At Oscar’s funeral, in 1900, he fiercely disputed the role of the chief mourner with the writer’s former love, jealous Robert Ross. Keep this in mind.
On March, 1902, our Bosie married rich poet Olive Eleanor Constance, of 28, and their only son, Raymond Wilfred Sholto Douglas ( 1902-1964), obeying the family tradition, was diagnosed a schizo, rotting between the white walls of Saint Andrew’s mental hospital. Poor guy!
At this point, we don’t have records to attest why, Bosie concluded that he scorns Wilde, thus beginning to lead an ironically homophobic campaign of discrediting his persona. He refused,no, denied the association of their names in whatever situation and erased himself from any biography dedicated to the infamous writer. This from the man who insisted to be the chief mourner…
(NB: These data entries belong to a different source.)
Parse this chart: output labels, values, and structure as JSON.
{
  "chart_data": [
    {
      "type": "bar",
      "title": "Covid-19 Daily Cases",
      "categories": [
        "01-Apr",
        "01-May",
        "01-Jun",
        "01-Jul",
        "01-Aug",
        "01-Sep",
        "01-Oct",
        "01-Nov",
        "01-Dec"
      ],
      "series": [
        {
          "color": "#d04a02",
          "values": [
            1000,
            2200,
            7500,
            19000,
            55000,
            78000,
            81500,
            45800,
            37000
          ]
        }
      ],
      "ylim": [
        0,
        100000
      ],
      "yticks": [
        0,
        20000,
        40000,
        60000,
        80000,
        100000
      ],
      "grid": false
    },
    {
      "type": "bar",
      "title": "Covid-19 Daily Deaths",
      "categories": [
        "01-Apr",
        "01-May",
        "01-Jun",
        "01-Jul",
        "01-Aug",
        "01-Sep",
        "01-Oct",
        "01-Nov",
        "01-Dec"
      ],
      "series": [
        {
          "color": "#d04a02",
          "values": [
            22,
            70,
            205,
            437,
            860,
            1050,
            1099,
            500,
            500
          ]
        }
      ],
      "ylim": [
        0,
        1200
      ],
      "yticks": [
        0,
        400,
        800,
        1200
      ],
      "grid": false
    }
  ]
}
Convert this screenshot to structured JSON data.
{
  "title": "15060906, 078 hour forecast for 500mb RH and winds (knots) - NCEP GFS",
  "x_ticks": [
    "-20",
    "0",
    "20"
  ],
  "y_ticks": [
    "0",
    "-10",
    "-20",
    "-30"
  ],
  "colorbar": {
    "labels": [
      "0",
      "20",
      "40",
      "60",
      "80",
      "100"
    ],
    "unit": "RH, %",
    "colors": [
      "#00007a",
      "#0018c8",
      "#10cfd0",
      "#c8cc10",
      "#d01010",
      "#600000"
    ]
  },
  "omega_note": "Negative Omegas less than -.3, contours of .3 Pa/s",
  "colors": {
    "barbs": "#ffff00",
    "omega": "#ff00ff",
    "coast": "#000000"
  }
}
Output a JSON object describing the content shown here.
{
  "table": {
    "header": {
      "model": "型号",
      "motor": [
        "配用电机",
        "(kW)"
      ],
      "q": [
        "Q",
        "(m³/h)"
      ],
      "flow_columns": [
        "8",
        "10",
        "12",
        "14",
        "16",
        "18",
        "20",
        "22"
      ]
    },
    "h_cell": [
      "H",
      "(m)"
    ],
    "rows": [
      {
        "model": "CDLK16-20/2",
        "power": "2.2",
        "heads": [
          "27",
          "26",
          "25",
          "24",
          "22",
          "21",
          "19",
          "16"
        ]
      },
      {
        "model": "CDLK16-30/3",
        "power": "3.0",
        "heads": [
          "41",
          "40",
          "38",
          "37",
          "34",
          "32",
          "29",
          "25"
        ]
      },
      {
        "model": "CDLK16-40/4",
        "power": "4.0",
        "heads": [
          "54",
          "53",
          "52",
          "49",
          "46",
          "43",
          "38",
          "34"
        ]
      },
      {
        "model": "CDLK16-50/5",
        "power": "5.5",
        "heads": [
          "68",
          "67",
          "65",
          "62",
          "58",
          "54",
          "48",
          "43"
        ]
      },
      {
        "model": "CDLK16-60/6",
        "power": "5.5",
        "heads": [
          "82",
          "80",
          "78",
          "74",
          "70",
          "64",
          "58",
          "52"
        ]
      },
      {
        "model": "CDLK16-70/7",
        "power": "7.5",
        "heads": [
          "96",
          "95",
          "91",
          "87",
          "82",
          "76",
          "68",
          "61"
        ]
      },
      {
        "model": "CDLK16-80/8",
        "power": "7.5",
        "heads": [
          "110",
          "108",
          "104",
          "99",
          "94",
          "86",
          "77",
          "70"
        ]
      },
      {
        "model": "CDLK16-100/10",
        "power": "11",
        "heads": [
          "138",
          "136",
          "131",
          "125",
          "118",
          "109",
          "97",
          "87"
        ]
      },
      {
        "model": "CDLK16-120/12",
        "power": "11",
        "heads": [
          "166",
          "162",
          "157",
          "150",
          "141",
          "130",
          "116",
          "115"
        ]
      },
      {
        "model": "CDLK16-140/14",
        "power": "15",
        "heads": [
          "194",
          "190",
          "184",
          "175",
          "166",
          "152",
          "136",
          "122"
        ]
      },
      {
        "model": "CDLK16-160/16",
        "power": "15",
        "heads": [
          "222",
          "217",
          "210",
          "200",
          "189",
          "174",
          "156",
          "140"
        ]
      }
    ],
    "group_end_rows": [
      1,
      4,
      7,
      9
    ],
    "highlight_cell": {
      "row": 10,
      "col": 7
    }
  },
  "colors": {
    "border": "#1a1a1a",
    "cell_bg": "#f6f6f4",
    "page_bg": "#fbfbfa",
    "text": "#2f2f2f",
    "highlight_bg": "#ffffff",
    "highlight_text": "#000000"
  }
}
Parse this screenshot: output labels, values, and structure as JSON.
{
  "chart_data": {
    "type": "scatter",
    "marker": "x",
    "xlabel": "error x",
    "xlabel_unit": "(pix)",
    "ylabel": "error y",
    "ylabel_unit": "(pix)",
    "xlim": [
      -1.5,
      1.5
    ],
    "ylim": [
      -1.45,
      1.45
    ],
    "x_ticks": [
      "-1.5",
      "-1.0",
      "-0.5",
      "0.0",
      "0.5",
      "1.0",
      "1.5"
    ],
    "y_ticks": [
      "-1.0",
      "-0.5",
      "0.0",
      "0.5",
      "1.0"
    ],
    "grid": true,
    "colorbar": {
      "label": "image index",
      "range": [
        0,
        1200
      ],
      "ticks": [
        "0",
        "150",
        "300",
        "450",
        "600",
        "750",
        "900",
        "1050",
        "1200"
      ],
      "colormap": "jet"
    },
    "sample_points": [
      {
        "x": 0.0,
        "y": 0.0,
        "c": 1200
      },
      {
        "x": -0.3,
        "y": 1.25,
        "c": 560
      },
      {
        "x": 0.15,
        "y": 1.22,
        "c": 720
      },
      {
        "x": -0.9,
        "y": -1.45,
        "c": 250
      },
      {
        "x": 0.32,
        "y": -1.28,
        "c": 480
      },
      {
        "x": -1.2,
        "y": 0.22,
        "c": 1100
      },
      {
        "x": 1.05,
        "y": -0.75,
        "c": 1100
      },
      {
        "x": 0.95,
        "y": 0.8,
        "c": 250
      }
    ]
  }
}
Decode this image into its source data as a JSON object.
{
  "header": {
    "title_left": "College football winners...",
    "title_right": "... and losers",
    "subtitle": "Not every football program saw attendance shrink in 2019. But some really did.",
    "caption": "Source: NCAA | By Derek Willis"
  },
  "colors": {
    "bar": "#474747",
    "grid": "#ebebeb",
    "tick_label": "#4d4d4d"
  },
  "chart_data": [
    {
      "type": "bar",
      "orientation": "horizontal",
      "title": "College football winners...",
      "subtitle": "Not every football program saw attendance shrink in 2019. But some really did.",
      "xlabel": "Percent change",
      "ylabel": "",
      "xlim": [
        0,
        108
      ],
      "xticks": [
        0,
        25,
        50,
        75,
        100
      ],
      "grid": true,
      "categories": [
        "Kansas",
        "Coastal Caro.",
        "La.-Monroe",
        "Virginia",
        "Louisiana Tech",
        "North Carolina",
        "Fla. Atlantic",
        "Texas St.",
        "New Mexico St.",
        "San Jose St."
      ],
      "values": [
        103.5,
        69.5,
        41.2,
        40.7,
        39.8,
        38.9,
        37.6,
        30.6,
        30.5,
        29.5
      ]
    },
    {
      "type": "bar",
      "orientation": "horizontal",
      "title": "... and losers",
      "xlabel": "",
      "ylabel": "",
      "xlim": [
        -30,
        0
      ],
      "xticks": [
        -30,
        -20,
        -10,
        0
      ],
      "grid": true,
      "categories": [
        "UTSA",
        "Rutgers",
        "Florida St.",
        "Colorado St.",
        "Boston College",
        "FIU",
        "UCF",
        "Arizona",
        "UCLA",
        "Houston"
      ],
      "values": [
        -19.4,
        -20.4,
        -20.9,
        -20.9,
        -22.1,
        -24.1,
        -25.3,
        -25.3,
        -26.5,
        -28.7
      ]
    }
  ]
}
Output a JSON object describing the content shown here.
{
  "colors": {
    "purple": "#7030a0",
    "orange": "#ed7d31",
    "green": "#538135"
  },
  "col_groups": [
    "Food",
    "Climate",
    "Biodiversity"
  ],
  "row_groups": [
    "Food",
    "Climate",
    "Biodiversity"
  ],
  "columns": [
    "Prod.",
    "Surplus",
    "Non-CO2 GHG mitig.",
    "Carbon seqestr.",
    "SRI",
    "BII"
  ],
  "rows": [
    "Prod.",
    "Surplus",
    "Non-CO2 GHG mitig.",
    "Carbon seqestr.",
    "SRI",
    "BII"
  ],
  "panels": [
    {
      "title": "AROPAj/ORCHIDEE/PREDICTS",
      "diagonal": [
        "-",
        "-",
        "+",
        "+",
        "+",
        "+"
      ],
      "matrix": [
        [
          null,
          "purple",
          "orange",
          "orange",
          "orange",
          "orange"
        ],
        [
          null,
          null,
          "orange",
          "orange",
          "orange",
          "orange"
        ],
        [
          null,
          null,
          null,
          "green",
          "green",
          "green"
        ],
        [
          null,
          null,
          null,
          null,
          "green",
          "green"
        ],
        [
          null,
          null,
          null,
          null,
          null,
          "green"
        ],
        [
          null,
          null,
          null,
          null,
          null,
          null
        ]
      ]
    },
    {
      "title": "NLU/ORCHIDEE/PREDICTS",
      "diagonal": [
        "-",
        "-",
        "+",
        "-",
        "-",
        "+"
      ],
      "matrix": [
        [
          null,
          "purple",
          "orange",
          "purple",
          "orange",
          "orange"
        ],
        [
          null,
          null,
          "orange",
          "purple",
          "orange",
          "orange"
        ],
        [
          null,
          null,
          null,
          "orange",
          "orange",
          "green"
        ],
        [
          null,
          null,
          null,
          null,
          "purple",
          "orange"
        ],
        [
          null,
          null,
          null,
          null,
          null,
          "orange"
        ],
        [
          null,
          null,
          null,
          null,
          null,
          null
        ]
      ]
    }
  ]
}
However, Providence successfully found its way to make them even and, in 1923, Alfred won his own ticket to prison by doing bad chinwag about Winston Churchill being-part-of-a-Jewish-conspiracy crap. Practically, the ordeal shook his sleeping conscience and Bosie remembered… he was the one who wanted to be the chief mourner! Oh, the dichotomy, the dichotomy!
He turned 180 degrees, converted to Roman Catholicism, as Wilde did, fortified his “most unlikely friendship” with Bernard Shaw and slowly subsided into oblivion, as his beauty began to perish.
At 78, he died of congestive heart failure, leaving a heritage of many poems, non-fictions and even a memoir which revolved around Oscar.
Lover of men, lover of women, lover of art, is it a marvel that “those red-roseleaf lips of” his “should be made no less for the madness of music and song than for the madness of kissing”?
I’m madly bewitched by Bosie’s counterpoints; I fantasize about his thoughts, the tone of his voice according to the circumstances, the softness of his ivory skin, his source of cleverness and ingenuity.
While I was watching the movie (download it, really- it worth the two hours it’ll consume from your free time) , I leaped of excitement whenever Jude Law/Bosie screamed or shouted, as girls nowadays do whenever Edward Cullen gaily sparkles. I even managed to fit in a “well, nobody’s perfect” line at his melodramatic “oh, Oscar, I was the bad influence on you!” jail scene…
Anyway, what do you think now you’ve heard the full version of Bosie’s life? Is he as dislikable as he sounded in the beginning?